= Houen Margarete Foundation =

Norwegian foundation

The Houen Margarete Foundation (Den Houenske Margarete stiftelse), often simply referred to as the Margarete Foundation (Margarethestiftelsen), is a Norwegian foundation. It was created by a gift of money from Anton Christian Houen to Arendal Municipality in 1891. The foundation was named after Houen's mother and its purpose was to build an old-age home and a park facility. The monetary gift was NOK 200,000. Houen gave detailed instructions for the house and park design, house rules, and statutes. The statutes were approved by the Arendal executive council in September 1891.

The home was intended for honorable old men and women (hæderlige gamle Mænd og Kvinder) at least sixty years old who could no longer earn a sufficient livelihood and who had no close relatives to take care of them. It was to be built in beautifully rural setting that was completely healthy and openly situated. The institution was to be a source of pride for Arendal.

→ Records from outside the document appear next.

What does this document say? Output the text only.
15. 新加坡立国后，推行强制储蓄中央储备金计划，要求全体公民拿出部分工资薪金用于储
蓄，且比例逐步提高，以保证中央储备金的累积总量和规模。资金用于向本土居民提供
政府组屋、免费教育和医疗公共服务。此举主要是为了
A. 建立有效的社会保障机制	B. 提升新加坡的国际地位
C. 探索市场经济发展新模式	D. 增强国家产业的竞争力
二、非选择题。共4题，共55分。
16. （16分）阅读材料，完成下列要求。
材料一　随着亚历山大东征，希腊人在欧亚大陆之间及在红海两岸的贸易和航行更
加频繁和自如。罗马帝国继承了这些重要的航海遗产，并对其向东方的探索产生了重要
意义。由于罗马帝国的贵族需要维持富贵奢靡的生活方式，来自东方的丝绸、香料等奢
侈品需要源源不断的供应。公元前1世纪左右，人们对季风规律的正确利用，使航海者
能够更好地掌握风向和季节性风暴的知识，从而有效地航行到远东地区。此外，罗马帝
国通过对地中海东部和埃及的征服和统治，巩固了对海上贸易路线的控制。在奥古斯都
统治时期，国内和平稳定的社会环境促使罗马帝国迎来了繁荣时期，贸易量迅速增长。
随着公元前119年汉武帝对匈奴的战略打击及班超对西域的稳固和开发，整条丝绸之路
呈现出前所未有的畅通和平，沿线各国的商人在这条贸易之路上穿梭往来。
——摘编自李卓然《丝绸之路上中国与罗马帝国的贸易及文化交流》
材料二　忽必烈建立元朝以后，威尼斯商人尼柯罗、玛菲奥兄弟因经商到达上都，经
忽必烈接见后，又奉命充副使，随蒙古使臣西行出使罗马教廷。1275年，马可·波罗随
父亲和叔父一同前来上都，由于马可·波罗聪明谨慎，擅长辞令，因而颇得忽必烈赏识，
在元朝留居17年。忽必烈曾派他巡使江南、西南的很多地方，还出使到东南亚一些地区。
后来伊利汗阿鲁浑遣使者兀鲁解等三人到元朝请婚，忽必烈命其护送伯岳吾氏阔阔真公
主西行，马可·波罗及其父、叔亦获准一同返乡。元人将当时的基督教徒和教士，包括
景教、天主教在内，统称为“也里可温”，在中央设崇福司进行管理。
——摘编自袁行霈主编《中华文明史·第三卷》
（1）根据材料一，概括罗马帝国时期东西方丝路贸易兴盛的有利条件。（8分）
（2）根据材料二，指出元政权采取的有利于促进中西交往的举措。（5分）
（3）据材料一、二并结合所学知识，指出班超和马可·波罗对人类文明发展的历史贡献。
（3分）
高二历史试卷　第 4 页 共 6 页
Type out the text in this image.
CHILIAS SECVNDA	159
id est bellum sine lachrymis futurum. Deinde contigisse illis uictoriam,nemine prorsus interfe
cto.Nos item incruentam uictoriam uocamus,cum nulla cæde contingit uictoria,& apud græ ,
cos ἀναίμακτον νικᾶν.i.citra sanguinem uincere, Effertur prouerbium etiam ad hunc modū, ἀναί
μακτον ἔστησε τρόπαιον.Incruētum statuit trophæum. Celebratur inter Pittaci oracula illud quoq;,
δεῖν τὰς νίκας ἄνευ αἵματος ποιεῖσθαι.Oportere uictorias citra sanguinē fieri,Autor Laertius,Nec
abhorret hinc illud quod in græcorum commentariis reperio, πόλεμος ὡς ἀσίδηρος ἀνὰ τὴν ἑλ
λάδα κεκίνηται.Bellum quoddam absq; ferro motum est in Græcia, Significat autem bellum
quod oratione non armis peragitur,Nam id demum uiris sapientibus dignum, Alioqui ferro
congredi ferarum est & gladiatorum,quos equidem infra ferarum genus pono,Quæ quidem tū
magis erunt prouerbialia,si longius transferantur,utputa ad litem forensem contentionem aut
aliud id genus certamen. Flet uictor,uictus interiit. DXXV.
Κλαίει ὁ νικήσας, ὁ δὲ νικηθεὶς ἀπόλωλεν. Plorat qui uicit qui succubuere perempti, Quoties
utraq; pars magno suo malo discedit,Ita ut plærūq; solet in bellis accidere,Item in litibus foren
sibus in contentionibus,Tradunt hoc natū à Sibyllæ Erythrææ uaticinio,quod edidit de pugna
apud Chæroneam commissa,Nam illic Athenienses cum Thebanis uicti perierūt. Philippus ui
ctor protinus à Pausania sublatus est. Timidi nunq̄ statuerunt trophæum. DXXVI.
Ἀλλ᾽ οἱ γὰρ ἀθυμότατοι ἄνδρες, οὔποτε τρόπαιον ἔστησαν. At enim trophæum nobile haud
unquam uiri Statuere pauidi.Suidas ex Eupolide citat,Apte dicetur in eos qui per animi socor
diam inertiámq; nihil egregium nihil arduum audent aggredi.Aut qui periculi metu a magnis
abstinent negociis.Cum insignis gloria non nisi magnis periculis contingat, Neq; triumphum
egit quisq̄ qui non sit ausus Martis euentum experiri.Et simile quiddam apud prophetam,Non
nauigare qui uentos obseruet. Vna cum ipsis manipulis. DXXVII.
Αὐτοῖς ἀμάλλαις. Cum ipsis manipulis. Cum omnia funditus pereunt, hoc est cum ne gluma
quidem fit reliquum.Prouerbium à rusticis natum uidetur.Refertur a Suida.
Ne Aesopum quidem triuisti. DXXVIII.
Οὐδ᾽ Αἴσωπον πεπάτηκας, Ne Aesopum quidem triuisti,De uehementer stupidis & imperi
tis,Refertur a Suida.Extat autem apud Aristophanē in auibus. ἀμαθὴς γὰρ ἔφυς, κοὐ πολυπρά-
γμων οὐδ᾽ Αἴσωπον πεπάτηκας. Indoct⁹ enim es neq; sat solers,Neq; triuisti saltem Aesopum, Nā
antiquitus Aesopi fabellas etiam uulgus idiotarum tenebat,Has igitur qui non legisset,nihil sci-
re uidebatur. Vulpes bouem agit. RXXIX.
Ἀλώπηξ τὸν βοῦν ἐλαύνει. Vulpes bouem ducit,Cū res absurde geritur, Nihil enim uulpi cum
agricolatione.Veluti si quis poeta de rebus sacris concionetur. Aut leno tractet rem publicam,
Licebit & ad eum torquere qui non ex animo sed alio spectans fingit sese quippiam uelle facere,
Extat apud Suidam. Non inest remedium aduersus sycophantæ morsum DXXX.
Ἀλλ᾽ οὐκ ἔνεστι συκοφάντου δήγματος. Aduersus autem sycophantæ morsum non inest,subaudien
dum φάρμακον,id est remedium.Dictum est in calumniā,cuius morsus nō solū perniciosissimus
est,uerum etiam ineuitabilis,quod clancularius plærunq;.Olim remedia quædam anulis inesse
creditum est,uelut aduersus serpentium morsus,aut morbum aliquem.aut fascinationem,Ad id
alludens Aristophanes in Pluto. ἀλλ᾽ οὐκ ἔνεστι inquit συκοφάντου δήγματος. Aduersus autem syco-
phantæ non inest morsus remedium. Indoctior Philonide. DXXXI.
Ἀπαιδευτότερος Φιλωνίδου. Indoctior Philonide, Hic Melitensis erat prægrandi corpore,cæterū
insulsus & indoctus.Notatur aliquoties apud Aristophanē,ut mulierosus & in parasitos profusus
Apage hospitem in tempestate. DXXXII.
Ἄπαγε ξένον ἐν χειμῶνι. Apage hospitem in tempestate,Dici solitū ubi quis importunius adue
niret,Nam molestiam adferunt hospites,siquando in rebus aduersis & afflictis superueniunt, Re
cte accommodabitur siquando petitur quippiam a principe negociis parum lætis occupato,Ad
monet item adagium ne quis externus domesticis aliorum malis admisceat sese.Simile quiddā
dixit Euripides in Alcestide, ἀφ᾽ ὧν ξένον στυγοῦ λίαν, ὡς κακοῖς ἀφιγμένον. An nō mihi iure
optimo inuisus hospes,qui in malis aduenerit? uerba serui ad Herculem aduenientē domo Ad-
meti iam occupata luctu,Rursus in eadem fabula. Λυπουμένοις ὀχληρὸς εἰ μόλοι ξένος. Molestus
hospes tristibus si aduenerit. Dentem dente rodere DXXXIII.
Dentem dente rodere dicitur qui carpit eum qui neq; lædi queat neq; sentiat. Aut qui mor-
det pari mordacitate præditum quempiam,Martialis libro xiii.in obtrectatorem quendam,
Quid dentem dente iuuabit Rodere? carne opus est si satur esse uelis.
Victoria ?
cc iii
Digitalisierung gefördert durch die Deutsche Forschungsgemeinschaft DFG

The foundation looked for a suitable place in the Arendal area and chose the property of Åsen in Barbu Municipality (now part of Arendal Municipality), a location with attractive views toward Galte Sound (Galtesund), Arendal's shipping lane. The area was expanded with several purchased parcels, and the result was a park between the streets Gamle Songevei and Kystveien. An attractive park was created there in the early 1900s, with ponds, sculptures, lawns, flowerbeds, and a playground. The park became an attraction for the city's inhabitants. Concerts and other events were held, and the park was widely visited.

However, the foundation's capital was not sufficient to build the Margarete Foundation's residence, which was not realized until 1955 with municipal grants. The original park is much smaller today. Some of it disappeared due to building and expanding the old age home, and some of it has become parking space, and a private outdoor area and building site for the ABBL/Kuviga Housing Cooperative.

The foundation's statutes state that the property must be protected against future buildings disturbing its rural character. The foundation's archive is located at the Aust-Agder cultural-historical center.